P2P Operators On Guard For Child Porn

With the U.S. Supreme Court gearing to rule on whether Grokster and other peer-to-peer networks should be responsible for their users' activities, the P2P networks are in a growing quandary: trying to help bag child-porn distributors while maintaining their own status as unknowing conduits for, not active partners in, copyright infringement.

"[Child pornography] will always be something that the right approach is to eliminate it from this channel, whereas the copyright issue is more of a licensing issue," Distributed Computing Industry Association Chief Executive Marty Lafferty told the Dallas Morning News. He was addressing questions as to whether the P2P networks are being hypocritical in sharing child porn information with law enforcement while guarding suspected copyright violators' privacy.

Texas Deputy Attorney General Edward Burbach told the paper Texas and other states don't propose the P2P networks disappear. However, he said, a Supreme Court ruling that P2P networks aren't liable for the content swapped on them would make it harder for law enforcement to chase away child predators.

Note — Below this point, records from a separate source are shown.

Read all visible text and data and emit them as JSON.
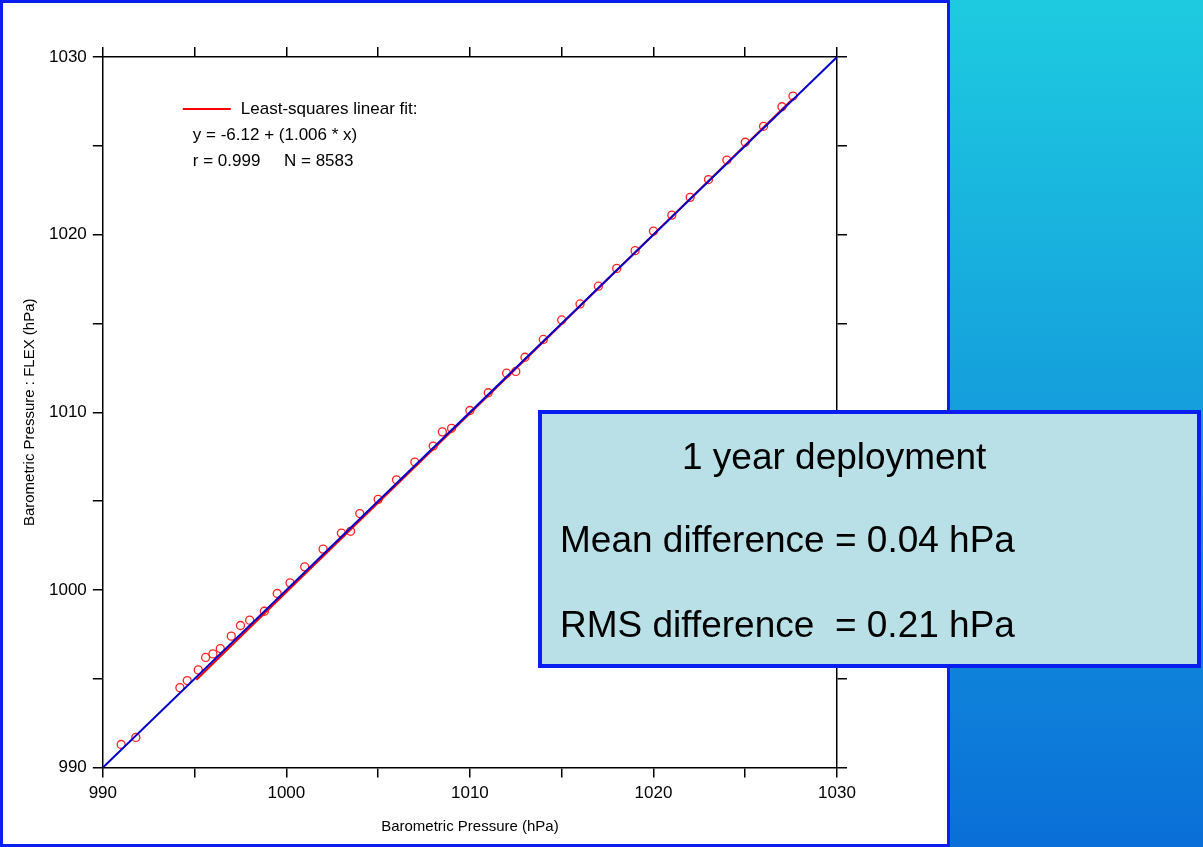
{
  "chart_data": {
    "type": "scatter",
    "xlabel": "Barometric Pressure (hPa)",
    "ylabel": "Barometric Pressure : FLEX (hPa)",
    "xlim": [
      990,
      1030
    ],
    "ylim": [
      990,
      1030
    ],
    "xticks": [
      990,
      {
        "value": 995,
        "label": null
      },
      1000,
      {
        "value": 1005,
        "label": null
      },
      1010,
      {
        "value": 1015,
        "label": null
      },
      1020,
      {
        "value": 1025,
        "label": null
      },
      1030
    ],
    "yticks": [
      990,
      {
        "value": 995,
        "label": null
      },
      1000,
      {
        "value": 1005,
        "label": null
      },
      1010,
      {
        "value": 1015,
        "label": null
      },
      1020,
      {
        "value": 1025,
        "label": null
      },
      1030
    ],
    "grid": false,
    "legend": "top left",
    "marker": "circle",
    "series": [
      {
        "color": "#ff2020",
        "x": [
          991.0,
          991.8,
          994.2,
          994.6,
          995.2,
          995.6,
          996.0,
          996.4,
          997.0,
          997.5,
          998.0,
          998.8,
          999.5,
          1000.2,
          1001,
          1002,
          1003,
          1003.5,
          1004,
          1005,
          1006,
          1007,
          1008,
          1008.5,
          1009,
          1010,
          1011,
          1012,
          1012.5,
          1013,
          1014,
          1015,
          1016,
          1017,
          1018,
          1019,
          1020,
          1021,
          1022,
          1023,
          1024,
          1025,
          1026,
          1027,
          1027.6
        ],
        "values": [
          991.3,
          991.7,
          994.5,
          994.9,
          995.5,
          996.2,
          996.4,
          996.7,
          997.4,
          998.0,
          998.3,
          998.8,
          999.8,
          1000.4,
          1001.3,
          1002.3,
          1003.2,
          1003.3,
          1004.3,
          1005.1,
          1006.2,
          1007.2,
          1008.1,
          1008.9,
          1009.1,
          1010.1,
          1011.1,
          1012.2,
          1012.3,
          1013.1,
          1014.1,
          1015.2,
          1016.1,
          1017.1,
          1018.1,
          1019.1,
          1020.2,
          1021.1,
          1022.1,
          1023.1,
          1024.2,
          1025.2,
          1026.1,
          1027.2,
          1027.8
        ]
      },
      {
        "type": "line",
        "marker": "none",
        "name": "Least-squares linear fit:",
        "color": "#ff0000",
        "x": [
          995.1,
          1027.6
        ],
        "values": [
          994.95,
          1027.65
        ]
      },
      {
        "type": "line",
        "marker": "none",
        "color": "#0000cc",
        "x": [
          990,
          1030
        ],
        "values": [
          990,
          1030
        ]
      }
    ],
    "annotations": [
      "y = -6.12 + (1.006 * x)",
      "r = 0.999     N = 8583",
      "1 year deployment",
      "Mean difference = 0.04 hPa",
      "RMS difference  = 0.21 hPa"
    ]
  }
}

"We're proposing that in those cases where we've got a transfer of illegal items – copyright, child porn, others – that they recognize they can in fact help us," Burbach told the paper.

Where law enforcement and P2P network makers agree, the Morning News said, is that if child pornographers think P2P networks are no longer anonymous zones, they will "simply move to darker corners of the Internet where they're more difficult to catch."

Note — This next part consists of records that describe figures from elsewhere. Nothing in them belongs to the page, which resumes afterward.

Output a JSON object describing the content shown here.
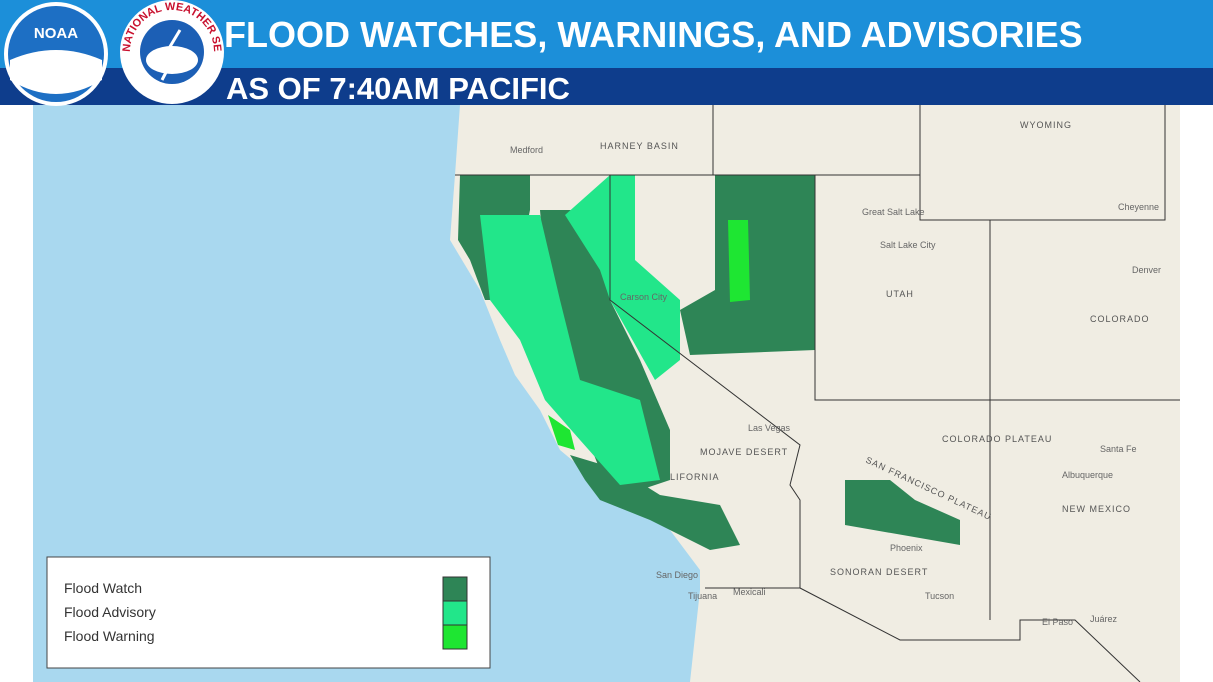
{
  "header": {
    "title": "FLOOD WATCHES, WARNINGS, AND ADVISORIES",
    "subtitle": "AS OF 7:40AM PACIFIC",
    "logos": {
      "noaa": "NOAA",
      "nws": "NATIONAL WEATHER SERVICE"
    }
  },
  "legend": [
    {
      "label": "Flood Watch",
      "color": "#2e8556"
    },
    {
      "label": "Flood Advisory",
      "color": "#22e68a"
    },
    {
      "label": "Flood Warning",
      "color": "#1ee632"
    }
  ],
  "map_labels": [
    "Medford",
    "HARNEY BASIN",
    "WYOMING",
    "Cheyenne",
    "Denver",
    "Great Salt Lake",
    "Salt Lake City",
    "UTAH",
    "COLORADO",
    "Carson City",
    "Las Vegas",
    "MOJAVE DESERT",
    "LIFORNIA",
    "COLORADO PLATEAU",
    "Santa Fe",
    "Albuquerque",
    "NEW MEXICO",
    "SAN FRANCISCO PLATEAU",
    "Phoenix",
    "SONORAN DESERT",
    "Tucson",
    "San Diego",
    "Tijuana",
    "Mexicali",
    "El Paso",
    "Juárez"
  ]
}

P2P United Executive Director Adam Eisgrau did not return a query for comment before this story went to press, but he told the Morning News that those who think swapping actual or allegedly copyrighted materials is as serious as swapping child porn "really need to re-evaluate their priorities."

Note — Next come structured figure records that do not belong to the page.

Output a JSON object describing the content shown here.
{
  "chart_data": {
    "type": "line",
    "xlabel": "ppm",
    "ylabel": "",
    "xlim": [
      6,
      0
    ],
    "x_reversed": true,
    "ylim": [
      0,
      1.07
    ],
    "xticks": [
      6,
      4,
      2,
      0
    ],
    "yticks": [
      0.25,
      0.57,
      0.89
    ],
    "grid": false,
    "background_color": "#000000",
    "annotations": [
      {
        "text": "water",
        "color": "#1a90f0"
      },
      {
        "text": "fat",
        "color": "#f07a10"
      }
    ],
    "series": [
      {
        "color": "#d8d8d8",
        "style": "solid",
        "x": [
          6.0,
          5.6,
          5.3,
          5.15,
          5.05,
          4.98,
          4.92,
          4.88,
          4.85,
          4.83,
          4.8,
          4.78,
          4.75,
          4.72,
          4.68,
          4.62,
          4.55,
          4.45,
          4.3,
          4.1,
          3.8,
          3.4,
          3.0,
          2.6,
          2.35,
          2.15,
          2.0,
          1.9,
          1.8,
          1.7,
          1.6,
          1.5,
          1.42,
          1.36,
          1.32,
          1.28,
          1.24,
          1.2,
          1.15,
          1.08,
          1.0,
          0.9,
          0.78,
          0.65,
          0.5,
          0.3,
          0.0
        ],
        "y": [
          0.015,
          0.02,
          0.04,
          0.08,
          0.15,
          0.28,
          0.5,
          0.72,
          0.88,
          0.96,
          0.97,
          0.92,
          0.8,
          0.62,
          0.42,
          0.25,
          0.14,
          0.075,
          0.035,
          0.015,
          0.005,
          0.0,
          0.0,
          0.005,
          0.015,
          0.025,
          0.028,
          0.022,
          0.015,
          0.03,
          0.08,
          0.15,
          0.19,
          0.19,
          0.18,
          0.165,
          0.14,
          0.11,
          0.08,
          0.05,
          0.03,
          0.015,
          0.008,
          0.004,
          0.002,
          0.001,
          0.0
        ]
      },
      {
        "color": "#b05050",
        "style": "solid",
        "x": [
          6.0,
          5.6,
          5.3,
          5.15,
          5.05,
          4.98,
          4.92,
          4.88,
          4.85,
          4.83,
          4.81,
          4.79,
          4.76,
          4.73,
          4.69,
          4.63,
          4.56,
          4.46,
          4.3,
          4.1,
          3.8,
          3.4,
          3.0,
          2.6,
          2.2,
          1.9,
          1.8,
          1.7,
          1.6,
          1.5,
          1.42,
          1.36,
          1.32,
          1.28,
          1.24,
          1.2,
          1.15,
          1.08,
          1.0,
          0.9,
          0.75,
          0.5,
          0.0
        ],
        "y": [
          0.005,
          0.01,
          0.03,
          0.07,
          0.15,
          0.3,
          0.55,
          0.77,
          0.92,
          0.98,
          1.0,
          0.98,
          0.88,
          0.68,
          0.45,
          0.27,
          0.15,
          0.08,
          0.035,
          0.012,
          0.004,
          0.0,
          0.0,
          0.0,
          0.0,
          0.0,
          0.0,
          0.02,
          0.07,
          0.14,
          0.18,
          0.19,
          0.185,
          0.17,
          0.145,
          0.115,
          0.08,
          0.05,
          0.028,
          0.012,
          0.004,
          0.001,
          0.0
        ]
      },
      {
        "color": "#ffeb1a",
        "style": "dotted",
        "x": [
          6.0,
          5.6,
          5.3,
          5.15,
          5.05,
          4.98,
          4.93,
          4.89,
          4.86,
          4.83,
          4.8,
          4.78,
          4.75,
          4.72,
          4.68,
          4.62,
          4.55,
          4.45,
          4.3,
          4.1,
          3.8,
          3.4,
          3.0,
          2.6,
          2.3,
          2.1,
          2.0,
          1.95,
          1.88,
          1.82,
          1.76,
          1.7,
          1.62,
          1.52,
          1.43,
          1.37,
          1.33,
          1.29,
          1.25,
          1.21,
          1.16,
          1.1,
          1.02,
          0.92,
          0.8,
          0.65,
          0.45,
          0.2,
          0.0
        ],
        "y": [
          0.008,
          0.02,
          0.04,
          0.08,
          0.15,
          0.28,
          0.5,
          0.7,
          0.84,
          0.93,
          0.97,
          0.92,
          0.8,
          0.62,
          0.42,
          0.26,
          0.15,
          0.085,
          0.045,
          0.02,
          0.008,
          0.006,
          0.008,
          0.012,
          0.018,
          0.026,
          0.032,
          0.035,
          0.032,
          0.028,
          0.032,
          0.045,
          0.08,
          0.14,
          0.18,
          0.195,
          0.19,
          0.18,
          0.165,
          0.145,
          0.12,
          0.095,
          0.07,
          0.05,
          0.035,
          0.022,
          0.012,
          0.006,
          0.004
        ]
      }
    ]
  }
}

Association of Sites Advocating Child Protection Executive Director Joan Irvine told AVNOnline.com her group knows very well that there are more distribution methods for child porn and other illegal images online than through websites alone. That, she said, is one reason why her group joined DCIA in developing the CPHotline.org program for P2PPatrol, which is aimed at helping P2P networks rid themselves of child porn.

“We felt it was important to help other associations and industries combat child pornography by sharing our recently developed technology platforms," Irvine said, referring to some of the computer code that now powers CPHotline. "This saved the DCIA years of development and provided an immediate method for P2P customers to report suspected child pornography.”